We’ve all been there. You need a ride to the airport at 4:00 in the morning. Your car won’t start and you need a jump before work. Maybe your babysitter cancelled last minute and you are desperate for a back-up plan.
We’ve all been in a tight spot and had to rely on our friends and family for the support we needed. Sometimes, asking for that help comes naturally and easily. Sometimes, asking for help is just the worst.
Maybe you hate to be vulnerable and admit you can’t do it all.
Maybe everyone else is busy and you don’t want to add your burdens to theirs.
Maybe you’re worried others will see you at your lowest and think less of you.
Maybe you just don’t have those people around you that are willing to do life with you.
So what does this have to do with foster care?
Foster parents feel the lack of social support much more keenly. Because of the complex, confidential and ever-changing world foster parents enter into, they have to call on their support systems regularly.
It is tough to ask for help all the time. You feel guilty and so needy!
What if instead of putting foster parents in a position where they had to ask for help, we instead ‘flipped the script’ and regularly asked foster parents how we can help them?
Instead of the dreaded “Let me know how I can help!”, what if we asked meaningful, helpful questions instead.
“I’m making lasagna this week, can I bring you a pan?”
“My teenager has a lawn-mowing business and s/he mows in your area on Thursdays.
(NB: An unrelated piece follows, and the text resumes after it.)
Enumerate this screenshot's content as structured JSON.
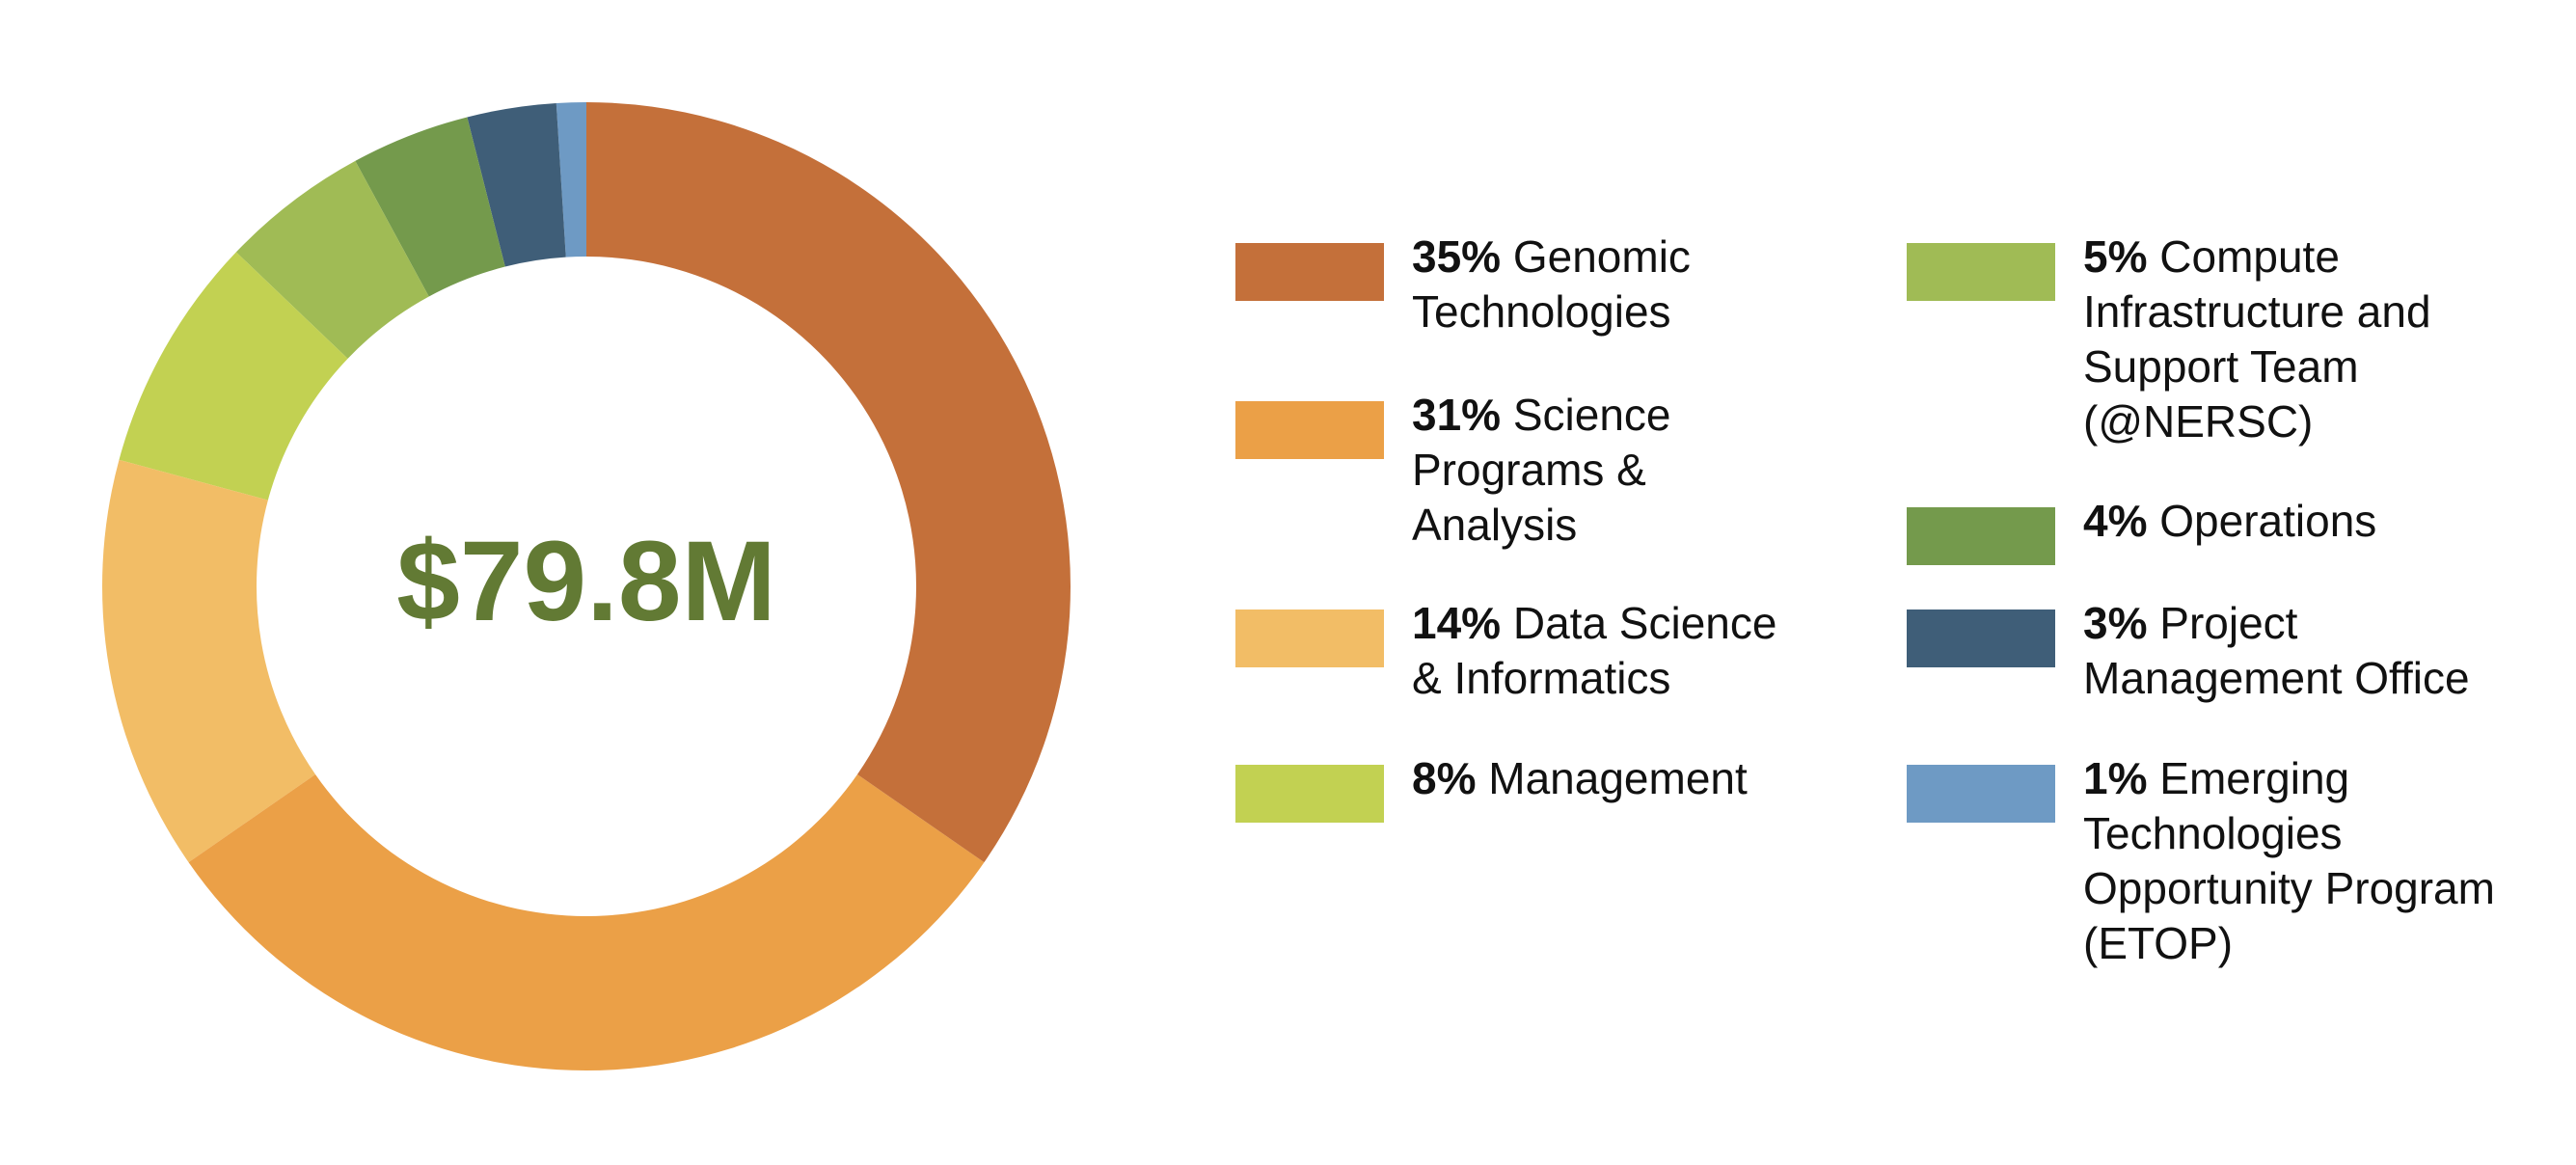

Can s/he come cut your grass for free?”
“I’d love to babysit your kids this week so you can go on a date night, would Friday or Saturday work better?”
“When do you have court this month? Can I be praying for anything specifically for that meeting?”
If you have a foster parent in your life, try flipping the script and offering your help in specific, intentional ways. You’ll be amazed what a difference you can make in the life of a child and their family.